Yeah, I was never swayed into hating Gloria even when the whole country was already at the height of being duped by media (Maguindanao Massacre I think that was, surpassing the “I am sorry” sabotage and “ZTE Scandal”) because I knew that there was progress going on. She just did her job and now the BS president is reaping the harvest to his credit. *Buwiseeet!*
(Please GRP, let my cussing pass. I just can’t help it na how we’re all being stupefied by this whole zarzuela between malacanang and the yellow media).

JustSayin
Guest
“Yeah, I was never swayed into hating Gloria even when the whole country was already at the height of being duped by media (Maguindanao Massacre I think that was, surpassing the “I am sorry” sabotage and “ZTE Scandal”) because I knew that there was progress going on” Yeah right, any president can effing rob the living daylights out of everyone of us, our money and our institutions then mechanically apologize as long as there is “progress”. Any inquiries into her doings can not be disclosed by any government official unless she gives her consent. And that’s not being stupefied, huh?… Read more »
itchyBB
Guest
There will always be corruption. Heck even in private offices. Go on and check barangay level-land grabbing is being ptacticed, SK projects are overpriced, mini-dynasties established. Unfortunately we have to live with that as we are not vigilant and we do not hold our leaders accountable. However, an economy can still be prosperous even if there is corruption-as long as there are cash inflows or investment of the corrupted money is being put in the economy. You blame Gloria solely for the state of the economy? Do tell me what had our current government done for us to date? Continued… Read more »
aaaaa
Guest

Not to mention the whole “steering the country through an economic crash that affected even the US” thing.

Daido Katsumi
Guest
Nah, it seems that you are stupid in the first place. Here are my reasons: People like you go EMO over PGMA, claiming she stole millions of YOUR money (when its the governments money to begin with. Taxation money ain’t yours son! You aren’t down with that?

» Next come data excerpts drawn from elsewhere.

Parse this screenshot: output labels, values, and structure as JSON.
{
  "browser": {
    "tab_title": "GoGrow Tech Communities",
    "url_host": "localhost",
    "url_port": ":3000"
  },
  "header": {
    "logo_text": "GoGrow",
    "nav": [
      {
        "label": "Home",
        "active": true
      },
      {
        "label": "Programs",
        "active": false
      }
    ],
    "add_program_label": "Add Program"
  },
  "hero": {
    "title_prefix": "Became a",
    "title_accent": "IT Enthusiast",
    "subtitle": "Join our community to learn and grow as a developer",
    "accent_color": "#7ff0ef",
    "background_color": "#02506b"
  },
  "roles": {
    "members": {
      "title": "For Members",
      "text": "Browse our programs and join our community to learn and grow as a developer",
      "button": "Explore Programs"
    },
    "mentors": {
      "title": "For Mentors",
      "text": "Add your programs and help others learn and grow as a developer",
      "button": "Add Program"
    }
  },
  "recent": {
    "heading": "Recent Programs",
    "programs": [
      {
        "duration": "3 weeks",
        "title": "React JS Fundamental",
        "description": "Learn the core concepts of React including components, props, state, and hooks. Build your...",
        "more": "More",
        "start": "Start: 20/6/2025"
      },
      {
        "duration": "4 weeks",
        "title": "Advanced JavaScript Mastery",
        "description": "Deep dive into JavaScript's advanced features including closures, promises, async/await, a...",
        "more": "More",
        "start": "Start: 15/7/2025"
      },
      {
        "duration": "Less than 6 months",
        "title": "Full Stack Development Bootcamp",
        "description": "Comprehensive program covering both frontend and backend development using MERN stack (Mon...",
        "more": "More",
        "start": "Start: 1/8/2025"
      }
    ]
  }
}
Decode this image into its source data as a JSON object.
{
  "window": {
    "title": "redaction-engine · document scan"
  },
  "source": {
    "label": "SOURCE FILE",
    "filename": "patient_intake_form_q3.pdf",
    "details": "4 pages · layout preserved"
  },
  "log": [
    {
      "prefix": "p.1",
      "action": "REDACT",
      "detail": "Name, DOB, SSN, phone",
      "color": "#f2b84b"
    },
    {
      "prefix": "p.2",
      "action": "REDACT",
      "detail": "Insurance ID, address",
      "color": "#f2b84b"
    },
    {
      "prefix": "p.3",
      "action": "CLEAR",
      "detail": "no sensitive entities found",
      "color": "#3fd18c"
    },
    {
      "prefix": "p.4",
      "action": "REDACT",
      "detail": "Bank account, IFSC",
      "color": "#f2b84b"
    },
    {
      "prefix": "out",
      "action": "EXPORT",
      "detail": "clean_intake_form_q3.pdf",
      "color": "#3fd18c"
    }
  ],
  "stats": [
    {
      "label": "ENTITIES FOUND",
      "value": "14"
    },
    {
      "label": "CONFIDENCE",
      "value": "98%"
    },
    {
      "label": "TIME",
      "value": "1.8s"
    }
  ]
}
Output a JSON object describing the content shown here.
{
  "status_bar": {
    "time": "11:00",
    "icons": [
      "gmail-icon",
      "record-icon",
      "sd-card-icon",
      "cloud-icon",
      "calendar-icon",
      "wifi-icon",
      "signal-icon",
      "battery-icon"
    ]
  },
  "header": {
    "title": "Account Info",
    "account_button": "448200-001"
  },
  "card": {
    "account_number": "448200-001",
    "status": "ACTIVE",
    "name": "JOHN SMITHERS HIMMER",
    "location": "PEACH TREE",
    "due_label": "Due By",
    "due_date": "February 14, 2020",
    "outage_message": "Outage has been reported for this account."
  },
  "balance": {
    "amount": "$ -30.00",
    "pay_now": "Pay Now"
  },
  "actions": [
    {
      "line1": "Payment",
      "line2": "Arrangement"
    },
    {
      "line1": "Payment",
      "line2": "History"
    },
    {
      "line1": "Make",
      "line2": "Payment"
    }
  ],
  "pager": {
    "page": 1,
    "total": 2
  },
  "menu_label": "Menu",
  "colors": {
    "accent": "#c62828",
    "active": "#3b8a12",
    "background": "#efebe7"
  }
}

Complain about taxation without representation!) when she also was an efficient leader that kept the Philippines economy afloat, invested on its economic side and did what she could to keep the government from going astray as she wasn’t going to get any legitimacy as the transitional leader after Estrada. So in this system,… Read more »
ChinoF
Member

You said “any president.” That includes all presidents BEFORE and AFTER GMA. And besides, I’d go for “robber presidents” who bring “progress” than “non-robbers” who don’t bring any “progress” at all.

Der Fuhrer
Guest

They who believe that there is no more corruption in the yellow administration are living in a Nutzi cuckoo clock world!

jeanne
Guest

I wonder if silence is now a lost virtue. I know that our freedom of expression is a very good method to express ourselves but does that merits spouting everything? I think that these two ladies have their own merits and accomplishments of their own and in respect that. However, I think discretion is now being sacrificed for the sake of publicity and just making unnecessary noise. I wonder how many chicks will ever hatch for these ladies (particularly for Henares).

ChinoF
Member

Both Henares and De Lima are shooting buddings of Aquino. De Lima has a disbarment case pending while Henares was fired by her former employer. So integrity means, “people with cases?”